Billy Fung

Telling a story with data


Billy Fung / 2017-09-19

Small data big charts

All the hype these days has been about data science and machine learning and how everybody can pick up those hot skills and land a high paying job. I’m not saying that it’s as easy as that, but often you have to know where to look, and what you’re looking for. A bit like gold panning during the gold rush… Sometimes you might just hit jackpot.

I’ve been interviewing and recruiting a bit right now and one of the questions I’ve been asked often is: “What do you do on a daily basis?” Quite a valid question, and I had already thought about this beforehand while I was trying to ponder what I might display on a screen to interest students. Often my job is to find sources of vectors of data that might be a piece of the puzzle that is the electricity market. And the first step of that process is getting the data, and then looking at it.

    ggplot(data=demand[nzyear>=2009 ]) +
      geom_point(aes(nzday, avg, colour=node)) +
      facet_grid(nzyear~nzmonth) +
      theme(axis.text.x  = element_text(angle=90, vjust=0.5, size=7))

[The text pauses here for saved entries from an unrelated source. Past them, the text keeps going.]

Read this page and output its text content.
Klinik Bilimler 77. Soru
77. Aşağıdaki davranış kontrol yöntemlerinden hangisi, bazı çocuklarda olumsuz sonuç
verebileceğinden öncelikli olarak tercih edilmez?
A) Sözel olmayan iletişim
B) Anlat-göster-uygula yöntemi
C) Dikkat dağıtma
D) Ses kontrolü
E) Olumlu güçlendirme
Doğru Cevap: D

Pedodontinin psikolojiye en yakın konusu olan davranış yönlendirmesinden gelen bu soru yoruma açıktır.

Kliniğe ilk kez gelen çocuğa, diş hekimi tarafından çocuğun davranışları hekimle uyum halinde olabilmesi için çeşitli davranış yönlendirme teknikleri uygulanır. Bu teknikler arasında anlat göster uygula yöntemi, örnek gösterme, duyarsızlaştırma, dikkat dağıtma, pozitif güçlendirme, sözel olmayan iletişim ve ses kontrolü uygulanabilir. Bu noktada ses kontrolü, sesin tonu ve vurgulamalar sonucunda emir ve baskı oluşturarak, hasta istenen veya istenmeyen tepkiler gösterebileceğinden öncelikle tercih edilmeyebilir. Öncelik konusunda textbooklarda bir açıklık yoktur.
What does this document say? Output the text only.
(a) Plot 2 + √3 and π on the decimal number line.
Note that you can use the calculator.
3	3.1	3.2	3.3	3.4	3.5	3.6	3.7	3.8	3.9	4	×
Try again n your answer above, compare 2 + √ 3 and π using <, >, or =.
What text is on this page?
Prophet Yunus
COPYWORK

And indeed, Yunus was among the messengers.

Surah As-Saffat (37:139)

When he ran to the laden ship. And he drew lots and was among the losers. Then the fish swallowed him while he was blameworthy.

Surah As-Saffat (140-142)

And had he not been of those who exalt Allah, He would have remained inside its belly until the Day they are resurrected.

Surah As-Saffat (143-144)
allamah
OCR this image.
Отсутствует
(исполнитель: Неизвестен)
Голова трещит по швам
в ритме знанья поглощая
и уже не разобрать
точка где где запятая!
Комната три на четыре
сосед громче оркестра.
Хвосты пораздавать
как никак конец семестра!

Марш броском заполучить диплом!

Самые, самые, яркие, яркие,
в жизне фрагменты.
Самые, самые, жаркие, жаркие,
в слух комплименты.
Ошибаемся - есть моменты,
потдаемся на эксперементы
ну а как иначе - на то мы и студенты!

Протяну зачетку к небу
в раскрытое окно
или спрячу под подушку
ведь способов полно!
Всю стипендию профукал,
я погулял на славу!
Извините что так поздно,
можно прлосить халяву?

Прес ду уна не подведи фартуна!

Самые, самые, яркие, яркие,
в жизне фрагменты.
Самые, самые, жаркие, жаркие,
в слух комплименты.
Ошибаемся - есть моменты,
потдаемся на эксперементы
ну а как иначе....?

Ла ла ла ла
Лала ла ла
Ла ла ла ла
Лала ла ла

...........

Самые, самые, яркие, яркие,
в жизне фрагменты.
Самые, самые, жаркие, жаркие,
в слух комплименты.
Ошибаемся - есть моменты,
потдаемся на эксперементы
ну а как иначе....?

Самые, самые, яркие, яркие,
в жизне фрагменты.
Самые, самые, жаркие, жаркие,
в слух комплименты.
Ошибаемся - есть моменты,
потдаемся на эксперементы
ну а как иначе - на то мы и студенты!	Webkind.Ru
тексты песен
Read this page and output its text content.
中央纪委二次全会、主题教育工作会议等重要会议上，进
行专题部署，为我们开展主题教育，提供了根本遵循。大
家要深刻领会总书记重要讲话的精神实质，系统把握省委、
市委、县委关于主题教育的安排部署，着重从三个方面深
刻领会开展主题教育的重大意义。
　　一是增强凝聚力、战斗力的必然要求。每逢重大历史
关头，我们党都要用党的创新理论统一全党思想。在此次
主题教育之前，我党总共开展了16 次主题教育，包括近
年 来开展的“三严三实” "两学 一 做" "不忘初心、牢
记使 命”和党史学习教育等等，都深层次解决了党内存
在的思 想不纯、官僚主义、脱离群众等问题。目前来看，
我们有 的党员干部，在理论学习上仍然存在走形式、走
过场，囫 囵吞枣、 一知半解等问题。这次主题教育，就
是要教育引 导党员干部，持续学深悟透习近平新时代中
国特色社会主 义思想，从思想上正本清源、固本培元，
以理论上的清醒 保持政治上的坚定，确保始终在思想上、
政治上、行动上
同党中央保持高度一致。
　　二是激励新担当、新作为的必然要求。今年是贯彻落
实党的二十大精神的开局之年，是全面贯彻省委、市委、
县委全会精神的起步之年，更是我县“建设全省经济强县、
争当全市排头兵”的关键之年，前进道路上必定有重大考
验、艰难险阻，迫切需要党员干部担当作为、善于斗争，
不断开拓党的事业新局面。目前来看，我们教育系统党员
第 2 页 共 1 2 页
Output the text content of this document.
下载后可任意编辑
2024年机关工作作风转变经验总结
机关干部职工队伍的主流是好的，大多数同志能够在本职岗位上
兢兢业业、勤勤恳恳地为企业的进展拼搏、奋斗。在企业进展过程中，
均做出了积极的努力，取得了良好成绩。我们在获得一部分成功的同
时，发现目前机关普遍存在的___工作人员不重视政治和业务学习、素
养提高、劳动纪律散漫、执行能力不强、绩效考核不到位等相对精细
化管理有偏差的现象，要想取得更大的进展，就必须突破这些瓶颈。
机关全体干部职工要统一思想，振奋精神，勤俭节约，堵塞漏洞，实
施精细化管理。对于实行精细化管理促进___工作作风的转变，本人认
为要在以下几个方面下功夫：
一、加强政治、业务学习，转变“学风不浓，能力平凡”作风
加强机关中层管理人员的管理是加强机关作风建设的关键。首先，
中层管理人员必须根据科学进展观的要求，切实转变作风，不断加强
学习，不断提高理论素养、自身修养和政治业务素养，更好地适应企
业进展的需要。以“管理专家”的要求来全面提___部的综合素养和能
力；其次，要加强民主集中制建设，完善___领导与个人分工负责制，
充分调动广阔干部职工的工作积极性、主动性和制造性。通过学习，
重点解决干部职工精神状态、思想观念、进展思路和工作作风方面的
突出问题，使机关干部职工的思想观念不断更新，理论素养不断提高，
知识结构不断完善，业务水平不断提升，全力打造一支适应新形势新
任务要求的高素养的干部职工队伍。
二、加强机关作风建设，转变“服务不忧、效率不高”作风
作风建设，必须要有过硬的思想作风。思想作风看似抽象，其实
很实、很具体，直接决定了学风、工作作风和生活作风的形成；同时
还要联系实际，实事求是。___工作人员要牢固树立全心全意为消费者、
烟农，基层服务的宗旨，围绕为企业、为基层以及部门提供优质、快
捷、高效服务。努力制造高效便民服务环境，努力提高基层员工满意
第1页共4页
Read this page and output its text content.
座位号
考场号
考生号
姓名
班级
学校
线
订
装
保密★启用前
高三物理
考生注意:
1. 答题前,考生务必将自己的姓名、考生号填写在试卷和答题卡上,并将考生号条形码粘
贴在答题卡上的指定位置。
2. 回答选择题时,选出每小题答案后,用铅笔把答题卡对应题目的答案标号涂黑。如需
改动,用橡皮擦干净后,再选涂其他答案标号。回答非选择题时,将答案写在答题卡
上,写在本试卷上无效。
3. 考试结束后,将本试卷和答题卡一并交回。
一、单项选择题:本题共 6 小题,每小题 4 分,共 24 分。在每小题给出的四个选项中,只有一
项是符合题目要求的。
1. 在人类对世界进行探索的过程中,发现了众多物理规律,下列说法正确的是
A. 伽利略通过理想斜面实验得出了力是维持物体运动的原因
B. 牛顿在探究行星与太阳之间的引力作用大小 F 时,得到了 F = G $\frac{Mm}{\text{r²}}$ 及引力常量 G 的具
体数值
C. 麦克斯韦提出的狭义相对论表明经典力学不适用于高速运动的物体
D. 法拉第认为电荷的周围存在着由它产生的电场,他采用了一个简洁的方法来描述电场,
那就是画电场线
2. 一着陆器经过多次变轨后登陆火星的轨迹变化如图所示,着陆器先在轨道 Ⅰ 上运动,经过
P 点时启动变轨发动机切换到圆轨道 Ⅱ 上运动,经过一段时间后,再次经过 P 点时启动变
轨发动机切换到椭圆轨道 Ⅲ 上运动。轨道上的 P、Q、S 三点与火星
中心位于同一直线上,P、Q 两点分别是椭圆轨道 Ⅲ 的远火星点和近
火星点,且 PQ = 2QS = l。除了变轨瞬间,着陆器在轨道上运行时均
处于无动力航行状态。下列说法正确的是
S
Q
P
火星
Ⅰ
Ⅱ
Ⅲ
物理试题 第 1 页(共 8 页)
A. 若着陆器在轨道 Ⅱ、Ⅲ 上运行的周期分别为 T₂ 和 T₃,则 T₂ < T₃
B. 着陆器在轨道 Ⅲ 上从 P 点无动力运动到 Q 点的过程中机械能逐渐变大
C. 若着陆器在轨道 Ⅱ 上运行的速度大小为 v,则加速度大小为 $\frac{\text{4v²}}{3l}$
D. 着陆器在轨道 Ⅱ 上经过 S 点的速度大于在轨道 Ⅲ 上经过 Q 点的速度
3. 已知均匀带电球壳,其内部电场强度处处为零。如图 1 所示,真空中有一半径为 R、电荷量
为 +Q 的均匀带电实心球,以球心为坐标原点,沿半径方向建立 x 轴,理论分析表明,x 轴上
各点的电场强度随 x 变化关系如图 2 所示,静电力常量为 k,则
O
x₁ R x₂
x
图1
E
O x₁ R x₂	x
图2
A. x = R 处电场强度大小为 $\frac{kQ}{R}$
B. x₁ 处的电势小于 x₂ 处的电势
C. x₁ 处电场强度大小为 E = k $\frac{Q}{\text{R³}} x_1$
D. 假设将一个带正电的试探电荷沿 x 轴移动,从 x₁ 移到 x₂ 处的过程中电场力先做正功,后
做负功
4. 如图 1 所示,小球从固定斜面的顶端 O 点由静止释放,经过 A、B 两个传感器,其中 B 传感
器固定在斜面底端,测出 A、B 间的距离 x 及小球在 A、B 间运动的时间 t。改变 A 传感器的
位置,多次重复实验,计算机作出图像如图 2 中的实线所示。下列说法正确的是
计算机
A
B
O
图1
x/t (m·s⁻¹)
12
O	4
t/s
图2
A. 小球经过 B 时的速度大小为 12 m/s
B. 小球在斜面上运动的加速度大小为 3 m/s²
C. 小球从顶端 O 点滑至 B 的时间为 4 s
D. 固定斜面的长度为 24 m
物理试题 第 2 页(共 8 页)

I’m a big advocate of large screens because I usually like to lay everything out to bring with, then start to whittle the data down into smaller pieces. Not dissimilar to an artist starting off with a large block of marble before chipping it down. A very useful tool for multi dimensional data is facet_grid(), especially if it’s time series data that you can break up into years and months.


In the chart above, I’m plotting electricity demand at certain nodes, and looking for anything that might stand out. Signals that might allow me to cluster the data in a certain way, or characterise a certain feature.

August 2012

First thing that stands out is August 2012 looks a bit different, one of the nodes has a higher value compared to previous years. What might have caused this change? Is this something we can use to split the data into groups? Turns out in February of 2011, there was an earthquake in Christchurch, and then another quake in June 2011. The disasters resulted in widespread damage to buildings, especially older buildings. Come winter 2012, a year of rebuilding had finished, and people started moving back. The data shows the older buildings being knocked down, older buildings that relied on chimneys for heating. With newer buildings, electricity is used to heat the houses, so it is expected that winter has higher electricity demand compared to summer.

April 2015

The next weird bleep looks to be a higher than historical average April month. This is the fall season for New Zealand, but in 2015 winter came early for Christchurch. It snowed in April of that year, which resulted in everybody turning their heaters on a month earlier compared to the past. And then the winter year itself resulted in a higher overall demand, maybe due to it being a colder winter, or a longer winter.

Picking the easy winnings

The two signals I listed above are just a starting point, the next step is to continue diving deeper into the data to figure out what more there is to find. This is all part of the data analysis fun, being able to take numbers and tell a story.